Pesticides : une politique durable encore à construire en Wallonie
La Cour des comptes a récemment publié un rapport critique sur la politique d’utilisation durable des pesticides en région wallonne. Si l’objectif est d’aligner les pratiques agricoles avec les ambitions européennes de préservation de la biodiversité, l’audit met en lumière de nombreuses carences entravant l’efficacité de cette politique.

L’état de la biodiversité en Wallonie est préoccupant, notamment dans les zones agricoles où l’utilisation des pesticides affecte fortement la biodiversité dite « ordinaire ». Depuis 2004, les quantités de pesticides utilisées restent globalement stables, ce qui ne permet pas d’inverser la tendance.
Enchevêtrement de compétences et données insuffisantes
La répartition des compétences entre les niveaux fédéral et régional complique la gouvernance. Les responsabilités en matière de vente et d’utilisation des pesticides sont partagées, rendant la politique difficile à coordonner. Les données de vente sont, par exemple, disponibles uniquement au niveau fédéral, tandis que les usages agricoles sont extrapolés à partir d’échantillons peu représentatifs, notamment dans les cultures de pommes de terre, grandes consommatrices de pesticides.
En réponse à une exigence européenne, un registre électronique des usages professionnels sera mis en place à partir de janvier 2026 en Wallonie. Aucun outil centralisé n’est toutefois prévu pour exploiter ces données de manière efficace, faute d’accord entre entités.
La réduction des pesticides ne se limite pas aux quantités, elle concerne aussi les risques pour la santé et l’environnement. Or, les indicateurs de risques harmonisés au niveau européen sont récents et peu précis. En Wallonie, plusieurs indicateurs ont été abandonnés ou sont encore en cours de développement, sans qu’ils soient associés à des objectifs chiffrés ou contraignants. La surveillance des pesticides les plus dangereux, pourtant obligatoire, reste inopérante.
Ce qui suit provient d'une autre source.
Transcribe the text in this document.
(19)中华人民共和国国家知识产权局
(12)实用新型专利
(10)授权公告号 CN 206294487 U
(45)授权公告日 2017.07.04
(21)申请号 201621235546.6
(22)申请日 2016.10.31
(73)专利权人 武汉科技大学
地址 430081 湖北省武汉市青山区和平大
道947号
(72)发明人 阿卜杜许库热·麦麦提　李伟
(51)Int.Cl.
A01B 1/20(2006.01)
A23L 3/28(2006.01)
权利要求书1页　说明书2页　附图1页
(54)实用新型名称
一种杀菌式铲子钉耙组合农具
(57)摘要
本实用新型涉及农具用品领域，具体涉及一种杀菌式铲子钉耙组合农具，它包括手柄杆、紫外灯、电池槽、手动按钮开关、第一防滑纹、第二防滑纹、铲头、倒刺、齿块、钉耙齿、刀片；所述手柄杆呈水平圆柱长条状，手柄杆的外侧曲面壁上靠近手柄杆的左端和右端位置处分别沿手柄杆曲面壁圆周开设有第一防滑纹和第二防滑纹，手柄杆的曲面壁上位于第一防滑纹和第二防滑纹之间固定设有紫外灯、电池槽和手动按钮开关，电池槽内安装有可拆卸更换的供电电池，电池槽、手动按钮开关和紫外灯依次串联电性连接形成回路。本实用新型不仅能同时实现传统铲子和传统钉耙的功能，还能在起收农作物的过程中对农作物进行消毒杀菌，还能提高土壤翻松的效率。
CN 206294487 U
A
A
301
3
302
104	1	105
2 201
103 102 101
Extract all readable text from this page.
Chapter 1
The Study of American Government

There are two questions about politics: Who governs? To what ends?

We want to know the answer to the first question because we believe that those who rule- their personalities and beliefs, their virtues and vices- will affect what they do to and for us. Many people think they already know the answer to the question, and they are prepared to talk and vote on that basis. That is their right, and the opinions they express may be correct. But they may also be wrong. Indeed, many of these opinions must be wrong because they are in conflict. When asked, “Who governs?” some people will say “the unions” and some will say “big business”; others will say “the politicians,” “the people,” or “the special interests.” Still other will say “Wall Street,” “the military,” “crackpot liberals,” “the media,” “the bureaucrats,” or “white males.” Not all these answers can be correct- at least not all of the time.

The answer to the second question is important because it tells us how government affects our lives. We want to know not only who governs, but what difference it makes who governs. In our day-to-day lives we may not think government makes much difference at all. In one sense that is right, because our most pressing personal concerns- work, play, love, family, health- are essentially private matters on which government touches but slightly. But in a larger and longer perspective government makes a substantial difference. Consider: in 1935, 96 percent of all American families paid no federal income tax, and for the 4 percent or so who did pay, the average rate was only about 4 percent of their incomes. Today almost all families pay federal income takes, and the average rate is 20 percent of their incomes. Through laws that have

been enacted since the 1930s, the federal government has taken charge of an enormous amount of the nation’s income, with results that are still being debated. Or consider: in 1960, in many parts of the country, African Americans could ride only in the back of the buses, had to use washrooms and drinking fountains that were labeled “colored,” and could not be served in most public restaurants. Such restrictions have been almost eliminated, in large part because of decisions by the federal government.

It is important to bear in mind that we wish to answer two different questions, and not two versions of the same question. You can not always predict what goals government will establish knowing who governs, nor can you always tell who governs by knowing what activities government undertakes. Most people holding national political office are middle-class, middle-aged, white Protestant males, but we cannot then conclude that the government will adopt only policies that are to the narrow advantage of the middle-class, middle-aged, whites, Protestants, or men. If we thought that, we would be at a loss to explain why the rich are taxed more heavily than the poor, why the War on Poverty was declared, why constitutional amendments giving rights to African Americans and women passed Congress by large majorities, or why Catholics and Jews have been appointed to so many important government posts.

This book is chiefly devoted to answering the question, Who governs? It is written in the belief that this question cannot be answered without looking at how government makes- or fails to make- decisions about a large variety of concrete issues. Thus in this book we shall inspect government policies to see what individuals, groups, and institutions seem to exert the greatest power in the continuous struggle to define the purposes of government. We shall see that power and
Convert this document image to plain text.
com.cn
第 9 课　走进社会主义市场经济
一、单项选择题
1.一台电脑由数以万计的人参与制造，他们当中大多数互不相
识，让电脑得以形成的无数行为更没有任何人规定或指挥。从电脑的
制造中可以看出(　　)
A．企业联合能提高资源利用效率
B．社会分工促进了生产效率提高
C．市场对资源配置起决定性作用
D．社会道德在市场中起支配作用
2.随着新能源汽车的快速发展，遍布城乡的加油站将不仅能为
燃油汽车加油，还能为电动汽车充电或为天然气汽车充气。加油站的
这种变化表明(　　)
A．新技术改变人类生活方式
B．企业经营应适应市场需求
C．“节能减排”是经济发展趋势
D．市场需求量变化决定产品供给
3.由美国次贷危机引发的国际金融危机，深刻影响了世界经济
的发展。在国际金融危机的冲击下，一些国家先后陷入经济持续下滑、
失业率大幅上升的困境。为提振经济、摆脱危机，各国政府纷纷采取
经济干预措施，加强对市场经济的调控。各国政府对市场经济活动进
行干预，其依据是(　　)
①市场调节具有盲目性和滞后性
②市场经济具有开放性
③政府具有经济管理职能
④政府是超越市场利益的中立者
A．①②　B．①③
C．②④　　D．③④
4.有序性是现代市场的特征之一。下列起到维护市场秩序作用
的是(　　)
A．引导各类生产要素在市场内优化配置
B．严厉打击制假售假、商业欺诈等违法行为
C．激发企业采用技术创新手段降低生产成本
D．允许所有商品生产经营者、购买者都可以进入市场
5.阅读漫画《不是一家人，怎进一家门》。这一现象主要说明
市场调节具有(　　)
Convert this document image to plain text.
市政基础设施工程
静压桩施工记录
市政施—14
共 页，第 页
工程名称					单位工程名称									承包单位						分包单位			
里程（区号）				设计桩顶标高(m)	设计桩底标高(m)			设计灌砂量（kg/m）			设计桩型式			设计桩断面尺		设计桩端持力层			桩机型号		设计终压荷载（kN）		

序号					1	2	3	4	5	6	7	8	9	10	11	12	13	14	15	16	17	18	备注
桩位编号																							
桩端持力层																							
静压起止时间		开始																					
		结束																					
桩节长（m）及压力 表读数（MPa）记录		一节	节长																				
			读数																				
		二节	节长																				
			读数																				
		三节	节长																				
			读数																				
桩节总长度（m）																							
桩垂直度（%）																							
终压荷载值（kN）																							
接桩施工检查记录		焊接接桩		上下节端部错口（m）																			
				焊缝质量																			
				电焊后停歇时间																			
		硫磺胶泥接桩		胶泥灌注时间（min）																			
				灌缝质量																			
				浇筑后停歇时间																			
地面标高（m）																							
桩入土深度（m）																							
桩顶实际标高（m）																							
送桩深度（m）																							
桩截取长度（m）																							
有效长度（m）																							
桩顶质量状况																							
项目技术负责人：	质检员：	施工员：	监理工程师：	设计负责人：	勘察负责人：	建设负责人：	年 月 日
Des programmes mal définis et peu suivis
Le troisième programme wallon de réduction des pesticides (PWRP3), couvrant la période 2023-2027, vise une réduction de 50 % de l’empreinte pesticides d’ici 2030. Toutefois, cet objectif reste vague, sans méthode de mesure ni étapes intermédiaires définies. Le programme manque de priorisation stratégique et d’indicateurs clairs, ce qui nuit à sa lisibilité et à son efficacité. L’efficacité des mesures adoptées est rarement mesurée. La lutte intégrée contre les ravageurs, par exemple, est peu évaluée. Par ailleurs, plusieurs mesures importantes du programme précédent (2018-2022), comme la révision de l’arrêté pesticides ou la désignation de zones vulnérables, sont toujours en attente.
La coordination entre les différents plans liés à l’agriculture et à l’environnement est insuffisante. La coexistence de plusieurs plans (Pac, plans bio, gestion de l’eau…) sans vision globale crée une dilution des efforts. De plus, la séparation des ministères compétents (Environnement et Agriculture) complique l’harmonisation des actions. La Cour des comptes invite les autorités à renforcer la coordination, à clarifier les responsabilités, à améliorer la collecte et l’exploitation des données et à fixer des objectifs mesurables. Une politique de réduction des pesticides efficace est essentielle pour enrayer l’érosion de la biodiversité en Wallonie, particulièrement en milieu agricole.